Während das alles hinter den Kulissen abläuft, fährt Achim sorgenfrei die Gäste von A nach B. Mit dem selbst ernannten „Schwabenexpress“ befördert er neben dem Präsidenten des Handballverbands Württemberg Hans Artschwager inklusive seiner Familie auch Dieter Klein und Michael Knorpp aus Steinheim beziehungsweise Oberstenfeld an die Halle. Die beiden bewachen als Zeitnehmer und Sekretär das Spielgeschehen. Die größten Probleme meines Vaters sind Schnee, Eis und rücksichtslose Münchner Autofahrer.

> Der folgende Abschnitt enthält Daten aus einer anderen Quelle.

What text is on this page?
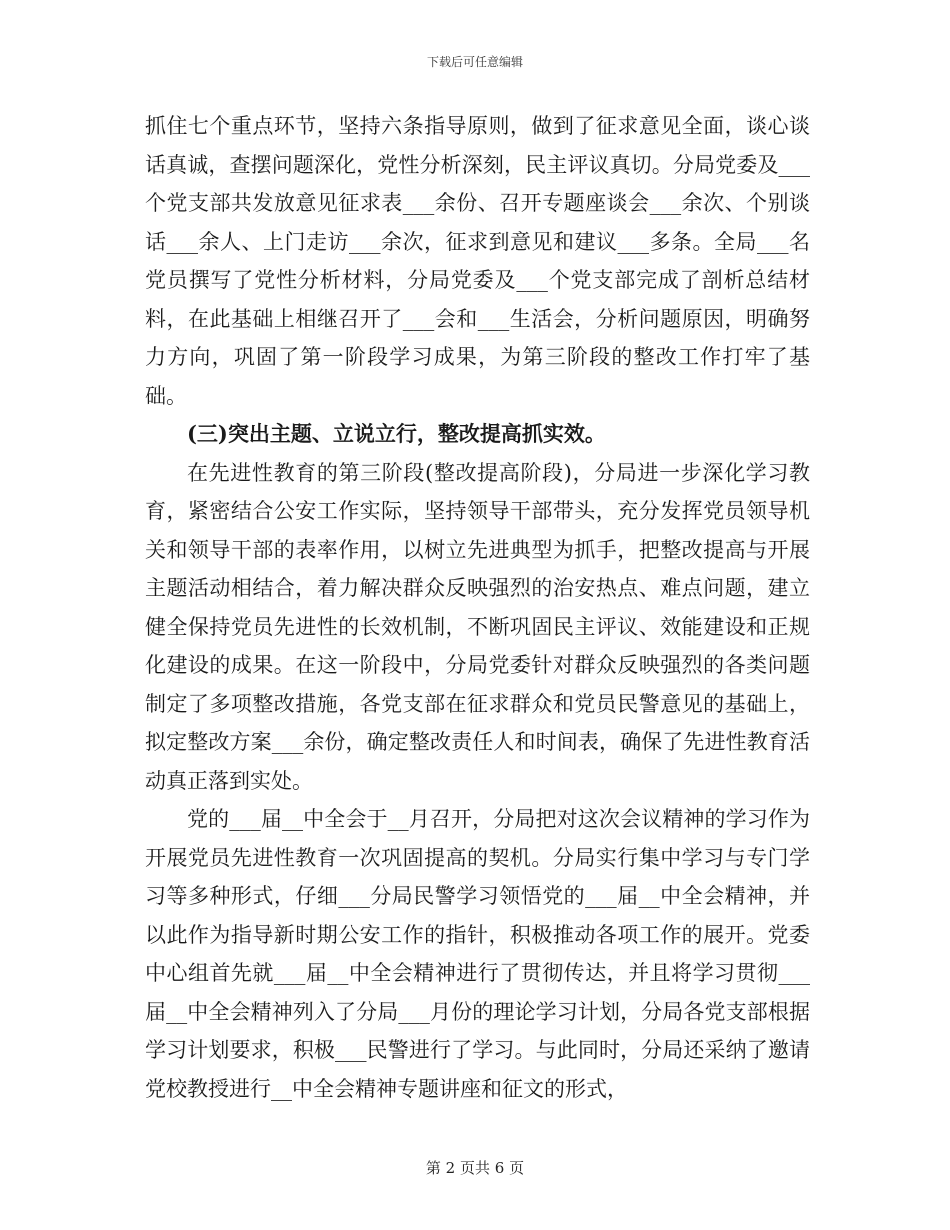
下载后可任意编辑

抓住七个重点环节，坚持六条指导原则，做到了征求意见全面，谈心谈话真诚，查摆问题深化，党性分析深刻，民主评议真切。分局党委及___个党支部共发放意见征求表___余份、召开专题座谈会___余次、个别谈话___余人、上门走访___余次，征求到意见和建议___多条。全局___名党员撰写了党性分析材料，分局党委及___个党支部完成了剖析总结材料，在此基础上相继召开了___会和___生活会，分析问题原因，明确努力方向，巩固了第一阶段学习成果，为第三阶段的整改工作打牢了基础。

(三)突出主题、立说立行，整改提高抓实效。

在先进性教育的第三阶段(整改提高阶段)，分局进一步深化学习教育，紧密结合公安工作实际，坚持领导干部带头，充分发挥党员领导机关和领导干部的表率作用，以树立先进典型为抓手，把整改提高与开展主题活动相结合，着力解决群众反映强烈的治安热点、难点问题，建立健全保持党员先进性的长效机制，不断巩固民主评议、效能建设和正规化建设的成果。在这一阶段中，分局党委针对群众反映强烈的各类问题制定了多项整改措施，各党支部在征求群众和党员民警意见的基础上，拟定整改方案___余份，确定整改责任人和时间表，确保了先进性教育活动真正落到实处。

党的___届__中全会于__月召开，分局把对这次会议精神的学习作为开展党员先进性教育一次巩固提高的契机。分局实行集中学习与专门学习等多种形式，仔细___分局民警学习领悟党的___届__中全会精神，并以此作为指导新时期公安工作的指针，积极推动各项工作的展开。党委中心组首先就___届__中全会精神进行了贯彻传达，并且将学习贯彻___届__中全会精神列入了分局___月份的理论学习计划，分局各党支部根据学习计划要求，积极___民警进行了学习。与此同时，分局还采纳了邀请党校教授进行__中全会精神专题讲座和征文的形式，

第 2 页共 6 页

Auf einer Tour bremst ihn ein anderer Verkehrsteilnehmer aus und er muss voll in die Eisen. Seine Fahrgästin kommentiert nur beeindruckt: „Gut reagiert, was ein Idiot.“

Die nächsten Termine als Helfer fest im Blick

Durch die EHF-Eskapaden passiert im Social-Media-Büro lange kaum etwas. Nur das Reposten von Beiträgen ist uns möglich, Aufnahmen aus der Halle sind Mangelware. Immerhin Zuschauer im Umlauf (dort wo sich die Essensstände befinden) dürfen wir aufnehmen und auch die drei Botschafter scheuen sich nicht vor der Kamera.

Erst am letzten Tag entscheidet sich das Team dazu, wieder etwas in die Offensive zu gehen und mehr Beiträge selbst zu veröffentlichen, Beschwerden der EHF bleiben aus. Selbst am letzten Spieltag der Vorrunde suchen wir das Gespräch und Videomaterial mit Zuschauern und fragen nach, wie sie das Turnier und die Stimmung in der Olympiahalle bis dahin fanden. Es gibt keine zwei Meinungen: „Grandios“, „Überragend“ oder „Einfach der Hammer“ erzählen uns die Fans.

Zwar ist die Handball-EM noch im Gange, nach sechs Tagen Action finden in München aber keine Spiele mehr statt. Doch die nächsten Volunteer-Termine stehen bereits im Kalender. Neben dem eingangs bereits erwähnten Final Four des DHB-Pokals der Frauen ist auch die Fußball WM der Männer im Sommer in Stuttgart eingeplant.